Christopher Bryan (born 17 November 1960) is a former association football player who played as a defender for the Turks and Caicos Islands national team.

He was educated at Kingston Grammar School, Kingston-upon-Thames, England.

Between 1999 and 2006, he won six caps and scored two goals for his country. He was the first player from the Islands to score in an international fixture.
After retiring from playing international football in 2006, he became the President of the Turks and Caicos Islands Football Association.

Bryan continued to play club football and in 2020, aged 59, it was recognised that he is one of only four players, in different top national leagues, older than 50 years who continue their careers and have played at least one game after turning 50.

==International career==
Bryan was selected to play in the Turks and Caicos Islands national football team's first ever competitive international match on 24 February 1999. The game, a qualifying match for the Copa Caribe, ended in a 0–3 loss to the Bahamas in Nassau. In the team's following match two days later, Bryan became the first player from the Turks and Caicos Islands to score a goal in international football when he netted both of his side's goals in a 2–2 draw with the US Virgin Islands in Nassau.

On 18 March 2000, Bryan played in the team's 0–8 drubbing by St. Kitts and Nevis, which remains the country's biggest ever defeat. He started the match in Basseterre, but was substituted and replaced by Gregory Watts after just 54 minutes. He went on to win a total of six caps for his country. He represented his country in two World Cup qualification games. On 6 September 2006, at the age of 45, Bryan played his final match for the Turks and Caicos Islands. The team lost 2–3 to the Bahamas in Havana in their final match of the 2006–07 Caribbean Nations Cup group stage, which saw them knocked out of the competition.

In 2015, Bryan was part of the Turks & Caicos Islands national beach soccer team, playing alongside his son Alex.

===International goals===
Scores and results list the Turks and Caicos Islands' goal tally first.

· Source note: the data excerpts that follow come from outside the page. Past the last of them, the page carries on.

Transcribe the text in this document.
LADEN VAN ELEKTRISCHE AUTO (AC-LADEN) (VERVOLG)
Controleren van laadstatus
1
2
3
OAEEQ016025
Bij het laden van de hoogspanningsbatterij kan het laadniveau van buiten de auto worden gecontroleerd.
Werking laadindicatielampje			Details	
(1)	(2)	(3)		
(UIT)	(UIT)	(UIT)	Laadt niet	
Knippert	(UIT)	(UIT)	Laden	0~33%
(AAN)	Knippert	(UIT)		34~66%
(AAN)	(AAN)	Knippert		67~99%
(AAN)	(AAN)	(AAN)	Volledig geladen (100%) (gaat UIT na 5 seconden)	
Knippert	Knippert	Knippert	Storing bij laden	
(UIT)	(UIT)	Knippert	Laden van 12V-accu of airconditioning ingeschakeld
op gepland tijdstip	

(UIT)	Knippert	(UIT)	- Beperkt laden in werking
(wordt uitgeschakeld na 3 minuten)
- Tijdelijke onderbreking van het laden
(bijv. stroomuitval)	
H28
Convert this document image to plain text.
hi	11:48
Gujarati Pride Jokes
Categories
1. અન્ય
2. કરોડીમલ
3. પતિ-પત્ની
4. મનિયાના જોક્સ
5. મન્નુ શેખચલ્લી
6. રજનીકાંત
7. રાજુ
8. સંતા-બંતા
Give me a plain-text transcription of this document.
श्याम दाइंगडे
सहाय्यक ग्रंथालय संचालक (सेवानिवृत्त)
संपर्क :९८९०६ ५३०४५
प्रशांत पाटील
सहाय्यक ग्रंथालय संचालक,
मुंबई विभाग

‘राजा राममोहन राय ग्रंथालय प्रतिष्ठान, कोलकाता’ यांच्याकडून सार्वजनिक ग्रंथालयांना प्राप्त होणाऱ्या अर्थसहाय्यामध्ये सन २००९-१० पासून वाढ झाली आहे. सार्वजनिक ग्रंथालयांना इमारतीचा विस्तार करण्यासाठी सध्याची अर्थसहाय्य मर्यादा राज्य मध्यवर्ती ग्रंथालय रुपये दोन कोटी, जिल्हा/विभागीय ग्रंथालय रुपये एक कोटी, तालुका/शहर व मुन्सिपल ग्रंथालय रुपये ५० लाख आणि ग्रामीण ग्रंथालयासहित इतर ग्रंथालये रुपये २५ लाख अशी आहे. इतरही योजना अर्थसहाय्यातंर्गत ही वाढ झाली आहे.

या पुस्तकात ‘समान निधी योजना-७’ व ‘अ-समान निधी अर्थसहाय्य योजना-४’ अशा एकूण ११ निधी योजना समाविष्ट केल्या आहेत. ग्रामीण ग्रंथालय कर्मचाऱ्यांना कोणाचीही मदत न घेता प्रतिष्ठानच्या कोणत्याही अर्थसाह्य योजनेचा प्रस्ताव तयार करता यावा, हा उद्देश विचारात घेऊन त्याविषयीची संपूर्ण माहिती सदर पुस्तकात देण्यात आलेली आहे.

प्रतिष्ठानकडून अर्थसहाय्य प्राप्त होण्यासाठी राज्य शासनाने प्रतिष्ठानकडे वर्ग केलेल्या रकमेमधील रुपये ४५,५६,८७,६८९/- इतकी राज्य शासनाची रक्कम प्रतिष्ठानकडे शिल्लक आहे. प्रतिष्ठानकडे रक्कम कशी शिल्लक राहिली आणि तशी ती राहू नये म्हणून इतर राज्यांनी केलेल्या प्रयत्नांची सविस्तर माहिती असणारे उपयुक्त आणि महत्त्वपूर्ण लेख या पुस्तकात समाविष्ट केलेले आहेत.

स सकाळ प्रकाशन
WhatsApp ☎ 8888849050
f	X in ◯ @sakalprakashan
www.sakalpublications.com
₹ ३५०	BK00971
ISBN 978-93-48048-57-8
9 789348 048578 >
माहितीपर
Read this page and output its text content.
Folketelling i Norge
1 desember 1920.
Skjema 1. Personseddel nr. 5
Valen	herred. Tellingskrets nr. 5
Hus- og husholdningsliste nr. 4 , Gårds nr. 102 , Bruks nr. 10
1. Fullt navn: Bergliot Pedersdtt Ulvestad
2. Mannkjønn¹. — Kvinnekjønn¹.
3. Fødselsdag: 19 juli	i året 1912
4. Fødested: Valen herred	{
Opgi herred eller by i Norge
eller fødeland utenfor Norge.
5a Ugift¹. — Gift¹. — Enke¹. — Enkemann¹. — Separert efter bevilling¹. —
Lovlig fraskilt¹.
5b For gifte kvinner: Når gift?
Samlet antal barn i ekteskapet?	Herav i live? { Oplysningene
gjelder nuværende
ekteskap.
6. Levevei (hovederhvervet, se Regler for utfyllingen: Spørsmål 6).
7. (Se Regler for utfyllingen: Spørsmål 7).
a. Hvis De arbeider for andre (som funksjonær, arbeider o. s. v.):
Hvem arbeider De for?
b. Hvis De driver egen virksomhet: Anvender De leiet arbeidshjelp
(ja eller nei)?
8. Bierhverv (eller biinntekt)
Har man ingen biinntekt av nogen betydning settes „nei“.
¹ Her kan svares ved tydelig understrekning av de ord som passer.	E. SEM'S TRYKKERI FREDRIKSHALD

| No. | Date | Venue | Opponent | Score | Result | Competition |
| 1 | 26 February 1999 | Thomas Robinson Stadium, Nassau, Bahamas | U.S. Virgin Islands | – | 2–2 | 1999 Caribbean Cup qualification |
2

==After football==
Following his retirement from international football, Bryan was made General Secretary of the Turks and Caicos Islands Football Association (TCIFA). He later succeeded Thomas Smith as President of the TCIFA. Since his appointment as President, Bryan has focused on the improvement of youth football in the Turks and Caicos Islands. In September 2008, he initiated the TCIFA Youth Development Program to encourage youngsters in the country to take up the sport. During the 2007–08 period, youth participation on the islands increased by 50% compared to the previous year. Under his presidency, the country entered a team into the FIFA U-17 World Cup qualifiers for the first time.
He was succeeded by Sonia Bien-Aime in 2014.

==Managerial career==
Bryan was named the Provo Premier League Coach of the Season after leading SWA Sharks FC to the league championship for the 2024–25 season.